Love Island's Sharon Gaffka has shared her breast cancer scare, following her mother's battle with the disease.
The 26 year old, who recently said there's a rift between the Love Islanders, opened on finding a "really painful" lump near her underarm so she went to the GP after the discovery.
Sharon told The Sun: "I remember feeling discomfort in my right breast between my breast and my underarm. I didn't know that that was a potential spot.
"I basically had a solid lump of tissue, and it was really painful, even just to move around in general life. I was very lucky to find that it was just it was basically like scar tissue, I've injured myself and my body was trying to fix it."
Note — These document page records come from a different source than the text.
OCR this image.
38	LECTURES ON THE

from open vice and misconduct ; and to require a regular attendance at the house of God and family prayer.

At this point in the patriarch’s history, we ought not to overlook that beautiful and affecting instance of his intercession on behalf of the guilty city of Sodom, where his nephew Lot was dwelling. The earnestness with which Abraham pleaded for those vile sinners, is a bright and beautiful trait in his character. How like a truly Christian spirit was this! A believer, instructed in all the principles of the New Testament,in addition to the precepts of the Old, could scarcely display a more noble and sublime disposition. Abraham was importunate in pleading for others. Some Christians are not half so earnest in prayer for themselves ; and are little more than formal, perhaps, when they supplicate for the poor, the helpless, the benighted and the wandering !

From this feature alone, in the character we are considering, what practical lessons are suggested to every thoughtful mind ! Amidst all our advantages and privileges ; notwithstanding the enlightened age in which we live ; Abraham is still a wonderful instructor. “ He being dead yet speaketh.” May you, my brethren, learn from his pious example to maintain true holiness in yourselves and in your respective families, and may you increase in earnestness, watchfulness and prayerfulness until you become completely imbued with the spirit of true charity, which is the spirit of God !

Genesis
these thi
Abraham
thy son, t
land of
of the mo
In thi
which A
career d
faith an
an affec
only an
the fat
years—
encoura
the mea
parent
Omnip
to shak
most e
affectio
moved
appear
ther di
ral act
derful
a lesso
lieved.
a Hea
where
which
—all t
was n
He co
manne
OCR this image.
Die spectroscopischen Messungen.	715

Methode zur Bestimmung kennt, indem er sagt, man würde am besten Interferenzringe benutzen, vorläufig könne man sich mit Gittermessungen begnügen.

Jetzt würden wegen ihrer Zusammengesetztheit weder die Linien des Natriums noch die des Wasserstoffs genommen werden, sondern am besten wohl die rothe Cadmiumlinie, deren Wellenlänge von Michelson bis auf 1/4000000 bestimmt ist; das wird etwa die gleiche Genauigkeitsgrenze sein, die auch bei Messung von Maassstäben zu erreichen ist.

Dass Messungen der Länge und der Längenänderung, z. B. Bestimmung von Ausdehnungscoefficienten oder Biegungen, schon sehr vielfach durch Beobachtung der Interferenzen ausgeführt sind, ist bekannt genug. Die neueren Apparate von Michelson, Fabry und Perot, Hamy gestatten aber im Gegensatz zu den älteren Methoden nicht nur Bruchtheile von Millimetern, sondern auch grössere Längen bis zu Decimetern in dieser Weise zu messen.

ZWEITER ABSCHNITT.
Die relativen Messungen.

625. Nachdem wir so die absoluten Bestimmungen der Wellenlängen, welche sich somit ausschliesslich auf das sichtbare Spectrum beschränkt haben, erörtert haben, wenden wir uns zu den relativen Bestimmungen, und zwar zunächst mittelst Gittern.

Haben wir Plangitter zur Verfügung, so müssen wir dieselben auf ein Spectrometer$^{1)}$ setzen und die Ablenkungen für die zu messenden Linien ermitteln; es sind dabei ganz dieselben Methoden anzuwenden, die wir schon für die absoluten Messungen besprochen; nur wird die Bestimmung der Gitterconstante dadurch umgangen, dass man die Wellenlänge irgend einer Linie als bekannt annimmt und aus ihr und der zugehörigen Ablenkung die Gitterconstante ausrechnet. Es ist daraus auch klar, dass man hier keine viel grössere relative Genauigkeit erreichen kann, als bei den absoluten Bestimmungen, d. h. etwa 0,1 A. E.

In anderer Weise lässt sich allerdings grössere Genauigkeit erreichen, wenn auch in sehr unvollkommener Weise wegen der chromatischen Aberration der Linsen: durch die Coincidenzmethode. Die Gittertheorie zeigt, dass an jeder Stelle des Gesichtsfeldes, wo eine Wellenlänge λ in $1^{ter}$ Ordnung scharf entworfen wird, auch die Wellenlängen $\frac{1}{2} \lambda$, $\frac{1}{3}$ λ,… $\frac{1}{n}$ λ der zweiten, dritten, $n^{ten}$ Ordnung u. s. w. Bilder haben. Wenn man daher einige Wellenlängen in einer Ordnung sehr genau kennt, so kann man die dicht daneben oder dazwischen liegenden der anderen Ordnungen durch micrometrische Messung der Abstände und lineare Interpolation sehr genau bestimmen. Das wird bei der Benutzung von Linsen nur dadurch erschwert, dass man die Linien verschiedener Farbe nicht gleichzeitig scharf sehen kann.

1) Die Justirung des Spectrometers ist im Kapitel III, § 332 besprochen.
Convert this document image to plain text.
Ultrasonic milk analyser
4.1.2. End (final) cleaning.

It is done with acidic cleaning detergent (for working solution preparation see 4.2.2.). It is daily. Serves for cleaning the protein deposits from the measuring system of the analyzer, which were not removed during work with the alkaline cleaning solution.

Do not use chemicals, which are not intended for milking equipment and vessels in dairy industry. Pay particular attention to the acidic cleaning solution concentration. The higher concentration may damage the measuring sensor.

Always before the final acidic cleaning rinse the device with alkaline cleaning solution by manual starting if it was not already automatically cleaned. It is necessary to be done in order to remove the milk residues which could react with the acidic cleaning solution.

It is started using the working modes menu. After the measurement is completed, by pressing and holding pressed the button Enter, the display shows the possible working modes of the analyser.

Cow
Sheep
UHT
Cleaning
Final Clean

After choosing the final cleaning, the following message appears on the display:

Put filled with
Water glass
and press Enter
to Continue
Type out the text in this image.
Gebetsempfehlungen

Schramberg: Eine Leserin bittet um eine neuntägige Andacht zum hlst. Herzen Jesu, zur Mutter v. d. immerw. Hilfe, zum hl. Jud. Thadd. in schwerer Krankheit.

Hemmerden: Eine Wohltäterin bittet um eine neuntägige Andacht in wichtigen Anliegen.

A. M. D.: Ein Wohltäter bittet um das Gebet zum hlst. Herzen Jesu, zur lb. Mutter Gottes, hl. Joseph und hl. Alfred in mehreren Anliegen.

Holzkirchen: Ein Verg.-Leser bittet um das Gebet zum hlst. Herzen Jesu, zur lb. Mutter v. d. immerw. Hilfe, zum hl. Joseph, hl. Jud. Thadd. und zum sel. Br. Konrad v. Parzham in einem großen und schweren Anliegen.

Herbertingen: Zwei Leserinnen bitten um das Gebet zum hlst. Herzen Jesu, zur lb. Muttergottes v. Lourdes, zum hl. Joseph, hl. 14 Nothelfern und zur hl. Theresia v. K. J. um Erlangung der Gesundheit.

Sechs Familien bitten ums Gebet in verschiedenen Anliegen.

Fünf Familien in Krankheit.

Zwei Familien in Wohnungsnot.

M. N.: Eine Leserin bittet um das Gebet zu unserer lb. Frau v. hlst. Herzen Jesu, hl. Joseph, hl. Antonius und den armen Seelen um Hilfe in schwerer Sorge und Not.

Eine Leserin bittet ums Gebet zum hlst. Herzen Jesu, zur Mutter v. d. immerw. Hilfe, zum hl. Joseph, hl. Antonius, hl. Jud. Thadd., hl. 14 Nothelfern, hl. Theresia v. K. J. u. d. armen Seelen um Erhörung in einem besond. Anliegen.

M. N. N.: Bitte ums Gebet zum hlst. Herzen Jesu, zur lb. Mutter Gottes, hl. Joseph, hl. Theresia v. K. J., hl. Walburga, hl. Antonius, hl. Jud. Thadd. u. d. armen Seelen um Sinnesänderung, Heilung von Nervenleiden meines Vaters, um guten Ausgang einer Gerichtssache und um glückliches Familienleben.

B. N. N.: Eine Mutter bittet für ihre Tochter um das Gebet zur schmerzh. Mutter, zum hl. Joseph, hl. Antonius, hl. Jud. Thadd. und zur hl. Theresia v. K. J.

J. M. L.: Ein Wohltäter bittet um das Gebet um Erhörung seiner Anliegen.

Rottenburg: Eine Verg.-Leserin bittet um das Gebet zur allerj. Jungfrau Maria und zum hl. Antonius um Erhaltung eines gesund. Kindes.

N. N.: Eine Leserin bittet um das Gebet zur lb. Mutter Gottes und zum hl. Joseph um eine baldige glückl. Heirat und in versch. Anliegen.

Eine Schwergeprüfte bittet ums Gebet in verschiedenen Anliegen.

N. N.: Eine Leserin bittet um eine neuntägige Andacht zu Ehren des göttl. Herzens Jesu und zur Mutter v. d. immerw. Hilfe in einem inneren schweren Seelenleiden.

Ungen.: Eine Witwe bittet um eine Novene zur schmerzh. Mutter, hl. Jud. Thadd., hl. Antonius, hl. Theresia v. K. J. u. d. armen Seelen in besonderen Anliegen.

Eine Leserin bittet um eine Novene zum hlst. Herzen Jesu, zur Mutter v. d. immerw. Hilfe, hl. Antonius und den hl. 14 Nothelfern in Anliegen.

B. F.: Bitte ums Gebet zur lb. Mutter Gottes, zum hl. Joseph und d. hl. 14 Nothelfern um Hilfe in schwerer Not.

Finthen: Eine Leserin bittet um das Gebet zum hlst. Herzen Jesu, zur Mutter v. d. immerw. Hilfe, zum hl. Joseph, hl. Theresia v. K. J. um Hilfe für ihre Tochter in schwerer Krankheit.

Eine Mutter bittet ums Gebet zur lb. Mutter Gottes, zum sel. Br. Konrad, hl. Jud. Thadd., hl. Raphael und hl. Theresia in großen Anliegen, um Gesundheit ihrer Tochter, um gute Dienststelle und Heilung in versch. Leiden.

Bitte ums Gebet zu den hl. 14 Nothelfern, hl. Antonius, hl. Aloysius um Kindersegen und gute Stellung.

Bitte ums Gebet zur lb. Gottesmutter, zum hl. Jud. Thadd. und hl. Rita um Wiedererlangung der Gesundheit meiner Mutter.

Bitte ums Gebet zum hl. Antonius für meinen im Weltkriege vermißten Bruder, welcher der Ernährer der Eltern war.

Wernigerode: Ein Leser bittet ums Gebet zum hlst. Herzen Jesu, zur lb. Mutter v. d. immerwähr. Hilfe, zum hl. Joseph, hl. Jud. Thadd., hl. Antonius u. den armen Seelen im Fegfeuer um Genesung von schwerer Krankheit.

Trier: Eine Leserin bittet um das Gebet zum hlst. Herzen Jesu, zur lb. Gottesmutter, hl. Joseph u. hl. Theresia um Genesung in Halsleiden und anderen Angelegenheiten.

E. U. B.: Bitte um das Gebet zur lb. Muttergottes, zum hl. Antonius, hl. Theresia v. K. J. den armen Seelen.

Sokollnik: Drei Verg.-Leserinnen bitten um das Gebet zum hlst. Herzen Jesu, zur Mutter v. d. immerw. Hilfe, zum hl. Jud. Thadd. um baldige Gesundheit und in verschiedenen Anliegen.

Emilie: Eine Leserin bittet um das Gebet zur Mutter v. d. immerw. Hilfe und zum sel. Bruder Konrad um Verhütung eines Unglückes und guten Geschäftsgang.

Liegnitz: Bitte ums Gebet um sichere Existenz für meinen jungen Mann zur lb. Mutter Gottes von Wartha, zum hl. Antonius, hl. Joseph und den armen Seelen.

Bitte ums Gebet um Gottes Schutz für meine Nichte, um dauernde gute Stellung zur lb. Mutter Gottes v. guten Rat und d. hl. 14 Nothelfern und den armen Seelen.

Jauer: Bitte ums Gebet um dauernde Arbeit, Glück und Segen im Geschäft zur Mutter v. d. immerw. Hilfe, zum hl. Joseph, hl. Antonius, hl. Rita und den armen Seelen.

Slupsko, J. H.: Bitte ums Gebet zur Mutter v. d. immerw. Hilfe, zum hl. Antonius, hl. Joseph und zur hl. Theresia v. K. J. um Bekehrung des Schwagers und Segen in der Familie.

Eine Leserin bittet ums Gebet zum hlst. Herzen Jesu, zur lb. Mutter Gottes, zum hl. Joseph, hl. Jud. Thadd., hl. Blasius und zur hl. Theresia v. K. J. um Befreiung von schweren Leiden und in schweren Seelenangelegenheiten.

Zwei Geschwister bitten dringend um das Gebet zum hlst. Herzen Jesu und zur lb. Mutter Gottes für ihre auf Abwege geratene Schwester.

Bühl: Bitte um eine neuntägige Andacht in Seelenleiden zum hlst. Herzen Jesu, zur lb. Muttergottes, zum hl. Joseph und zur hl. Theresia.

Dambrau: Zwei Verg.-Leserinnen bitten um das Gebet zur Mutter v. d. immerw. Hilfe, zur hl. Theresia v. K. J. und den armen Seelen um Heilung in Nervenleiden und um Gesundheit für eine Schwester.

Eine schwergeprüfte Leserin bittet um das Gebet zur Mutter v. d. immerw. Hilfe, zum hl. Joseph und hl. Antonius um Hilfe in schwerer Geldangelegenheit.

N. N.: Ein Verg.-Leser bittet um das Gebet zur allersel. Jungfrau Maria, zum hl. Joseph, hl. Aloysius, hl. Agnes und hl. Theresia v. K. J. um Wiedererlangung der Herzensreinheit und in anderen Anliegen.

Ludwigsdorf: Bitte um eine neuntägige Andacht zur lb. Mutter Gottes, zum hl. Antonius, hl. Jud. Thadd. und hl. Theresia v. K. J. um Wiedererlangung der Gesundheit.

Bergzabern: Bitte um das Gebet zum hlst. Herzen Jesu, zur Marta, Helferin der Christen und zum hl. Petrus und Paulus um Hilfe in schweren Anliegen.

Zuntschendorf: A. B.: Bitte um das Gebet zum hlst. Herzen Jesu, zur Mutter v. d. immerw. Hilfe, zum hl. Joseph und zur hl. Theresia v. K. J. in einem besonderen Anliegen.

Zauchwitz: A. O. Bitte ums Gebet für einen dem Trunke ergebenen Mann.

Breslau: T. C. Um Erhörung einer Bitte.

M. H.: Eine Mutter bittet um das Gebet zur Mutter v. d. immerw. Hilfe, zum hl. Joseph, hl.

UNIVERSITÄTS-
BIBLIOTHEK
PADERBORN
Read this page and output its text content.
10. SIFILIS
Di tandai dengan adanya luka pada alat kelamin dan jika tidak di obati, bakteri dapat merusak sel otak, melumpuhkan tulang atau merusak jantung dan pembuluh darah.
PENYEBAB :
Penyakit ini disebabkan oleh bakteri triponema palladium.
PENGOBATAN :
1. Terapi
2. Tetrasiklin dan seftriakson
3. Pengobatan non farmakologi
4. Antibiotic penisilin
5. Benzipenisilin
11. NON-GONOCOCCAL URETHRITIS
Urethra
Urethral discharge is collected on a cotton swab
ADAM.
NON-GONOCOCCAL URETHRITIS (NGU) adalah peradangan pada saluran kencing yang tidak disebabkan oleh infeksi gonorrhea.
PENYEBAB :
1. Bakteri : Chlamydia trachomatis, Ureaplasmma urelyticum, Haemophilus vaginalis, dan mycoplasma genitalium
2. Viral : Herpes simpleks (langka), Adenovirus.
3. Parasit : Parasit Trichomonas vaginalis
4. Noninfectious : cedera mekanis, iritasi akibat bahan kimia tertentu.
Sharon added that people assume breast cancer to be found solely in the breast tissue, as opposed to growing under the arm or in the collarbone.
Due to her mother's battle with cancer, Sharon was spurred on to see the GP due to her family history.
The 26 year old said she feels it's important to raise awareness after experiencing her own scare.
"Had it been something more sinister than it ended up being, I could have been in a lot of trouble because I couldn't spot the signs early," Sharon added.
The gorgeous Love Island star hopes her story will enable others to stop "finding it weird" checking their chests.
It comes after Sharon opened up on her terrifying experience while campaigning for victims who have had their drinks drugged.
Appearing on Good Morning Britain Sharon recalled her frightening ordeals as she called for youngsters to be taught about the effects of spiking.
"I think maybe when I was younger, pre-Covid times when I was in a nightclub, 18 year old Sharon probably wasn't as much aware of keeping my drink close to me," Sharon said.
Mortified, GMB host Susanna Reid said: "You shouldn't have to be! That's a shocking thing, isn't it? Why going to a nightclub, should it be your responsibility to make sure someone doesn't drug your drink? As a parent, I feel frightened!"
Love Island stars
Revealing that there was up to ten years imprisonment if caught spiking someone's drink, Sharon said that it wasn't enough as she was hoping for some more reactive legislation to be put forward rather than proactive.
"In terms of PHSE education, we're taught about Class A's and why you shouldn't take them, not about the effects of spiking and sexual assault and consent."
Richard Madeley then told Sharon: "I think you're great because you're making a difference."
Since the beginning of the year, Sharon has been gathering testimonials from victims for a spiking inquiry by a committee of MPs.